One of the limitations of this study was incomplete data collection, particularly in relation to missing refraction results, which was most pronounced amongst the referral to community optometry group. Test variability made analysis of the visual acuity cut-offs challenging. Electronic forms and accredited pathways for referrals going to community optometry would allow more complete data collection which would reduce these variables dramatically. In this large population-based screening cohort, mild moderate and severe correctable BVI associated with refractive error often goes undetected by parents and carers with up to 2.42% (2.29–2.57) of children having poorer than driving standard vision (6/12) in their pre-school year. The See4School pre-school vision screening programme in NHS Scotland has demonstrated effectiveness in detecting correctable BVI, with an acceptable false positive rate (12.98%). To optimise educational attainment and preserve the vision of future generations it is imperative to prioritise the prevention of treatable childhood vision problems when commissioning services.

Summary

What was known before

  • Until now the prevalence of presenting bilateral visual impairment associated with refractive error, from the pre-school vision screening programme in NHS Scotland was unknown.

What this study adds

  • This paper quantifies the prevalence of presenting bilateral vision impairment associated with refractive error in pre-school children.

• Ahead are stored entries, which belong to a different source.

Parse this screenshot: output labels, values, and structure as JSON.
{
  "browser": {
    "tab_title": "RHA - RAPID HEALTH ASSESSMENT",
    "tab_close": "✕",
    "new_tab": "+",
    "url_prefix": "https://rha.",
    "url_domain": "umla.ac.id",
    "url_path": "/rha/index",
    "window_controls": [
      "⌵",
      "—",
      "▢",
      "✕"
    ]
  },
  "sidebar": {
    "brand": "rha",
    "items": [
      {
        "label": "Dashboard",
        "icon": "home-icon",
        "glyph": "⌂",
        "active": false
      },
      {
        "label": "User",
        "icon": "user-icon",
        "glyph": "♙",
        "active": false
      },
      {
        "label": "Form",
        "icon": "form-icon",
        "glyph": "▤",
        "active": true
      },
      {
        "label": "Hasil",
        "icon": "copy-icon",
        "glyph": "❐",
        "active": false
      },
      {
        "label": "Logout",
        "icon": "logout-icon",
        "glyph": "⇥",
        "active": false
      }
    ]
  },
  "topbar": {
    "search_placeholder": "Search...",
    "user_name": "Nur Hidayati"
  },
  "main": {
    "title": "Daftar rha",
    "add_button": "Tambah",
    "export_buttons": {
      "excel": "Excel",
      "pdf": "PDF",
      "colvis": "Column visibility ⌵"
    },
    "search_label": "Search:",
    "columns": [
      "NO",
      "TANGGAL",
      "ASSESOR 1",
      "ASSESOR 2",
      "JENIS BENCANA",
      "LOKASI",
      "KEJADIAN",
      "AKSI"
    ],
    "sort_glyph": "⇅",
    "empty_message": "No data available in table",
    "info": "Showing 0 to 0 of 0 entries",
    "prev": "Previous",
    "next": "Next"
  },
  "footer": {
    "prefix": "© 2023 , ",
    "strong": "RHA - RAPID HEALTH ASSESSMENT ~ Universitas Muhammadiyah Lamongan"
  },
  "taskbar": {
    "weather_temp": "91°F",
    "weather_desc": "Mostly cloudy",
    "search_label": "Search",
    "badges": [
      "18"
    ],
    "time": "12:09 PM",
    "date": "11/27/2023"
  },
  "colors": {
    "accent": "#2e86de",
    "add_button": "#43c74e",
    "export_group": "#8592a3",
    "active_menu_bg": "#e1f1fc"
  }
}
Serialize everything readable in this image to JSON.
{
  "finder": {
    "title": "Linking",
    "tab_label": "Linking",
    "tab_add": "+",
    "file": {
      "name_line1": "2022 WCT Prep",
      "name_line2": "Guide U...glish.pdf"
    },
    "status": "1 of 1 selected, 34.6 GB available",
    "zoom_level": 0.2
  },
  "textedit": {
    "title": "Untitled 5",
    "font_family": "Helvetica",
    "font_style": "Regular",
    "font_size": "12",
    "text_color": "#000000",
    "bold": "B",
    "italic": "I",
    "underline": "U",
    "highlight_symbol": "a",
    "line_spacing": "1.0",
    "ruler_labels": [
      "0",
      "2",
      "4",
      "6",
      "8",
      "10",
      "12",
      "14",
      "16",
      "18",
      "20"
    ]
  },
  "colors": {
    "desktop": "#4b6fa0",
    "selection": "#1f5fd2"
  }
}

  • It is estimated that up to 2.42% (2.29–2.57) of children living Scotland have poorer than driving standard of vision (6/12) in their pre-school year.

  • Reduced vision has the potential to impact a child’s day-to-day life including their future educational, health and social outcomes.

  • Prioritising vision screening in Scotland is crucial for optimising preventative healthcare and reducing inequalities from an early age.